Lockheed Martin and Accretive Health are using the technology across large-scale data sets, Trifacta chief executive Joseph Hellerstein told VentureBeat in an interview. If many more companies start using the software and discover how simple data transformation can be, Trifacta — or at least its approach — could one day end up being credited for lowering the barrier to entry for big data projects.
“The basic idea is that users should be able to always visually interact with data, and always be in sort of a high-level visual experience,” Hellerstein said.
Trifacta’s software takes a small bite of a large file and displays the sample in familiar spreadsheet format to users. From there, a user can click around with a mouse and highlight the important bits of text within a cell and then direct the software to pull that type of data into a new column right on screen. Each column gets a basic visualization of the data, like a histogram, to put data in some context.

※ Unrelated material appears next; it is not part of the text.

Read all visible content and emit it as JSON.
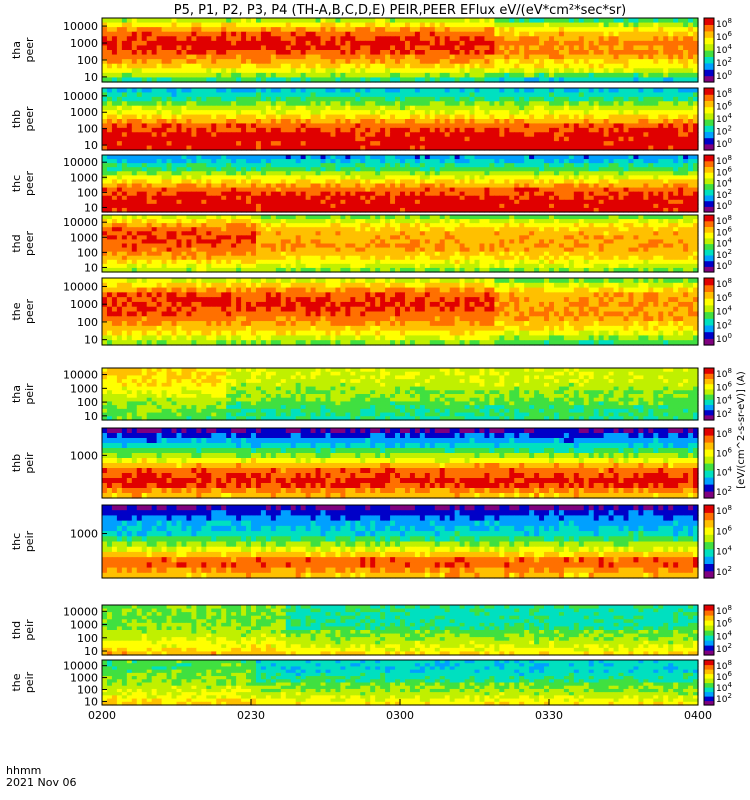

Users can then trim down the data set to fit a more specific focus.
The software takes guesses at what users want to do with the sample data set, sort of like the auto-complete feature in Google’s search bar. Users can preview the results of the available actions Trifacta suggests. Once users select the changes to be made, they’re added to a sort of to-do list for the entire data set.
Except users never have to deal with writing the complicated lines of code that will actually do the transformation inside the highly scalable open-source Hadoop file system. The software automatically generates the scripts that Hadoop can understand.
That ease of operation adds to the appeal of Trifacta’s software. Simple point-and-click data transformation without coding can give greater data analytics capabilities to people who might otherwise stay far away from large data sets. And that means the impact of this software can span beyond card-carrying data scientists.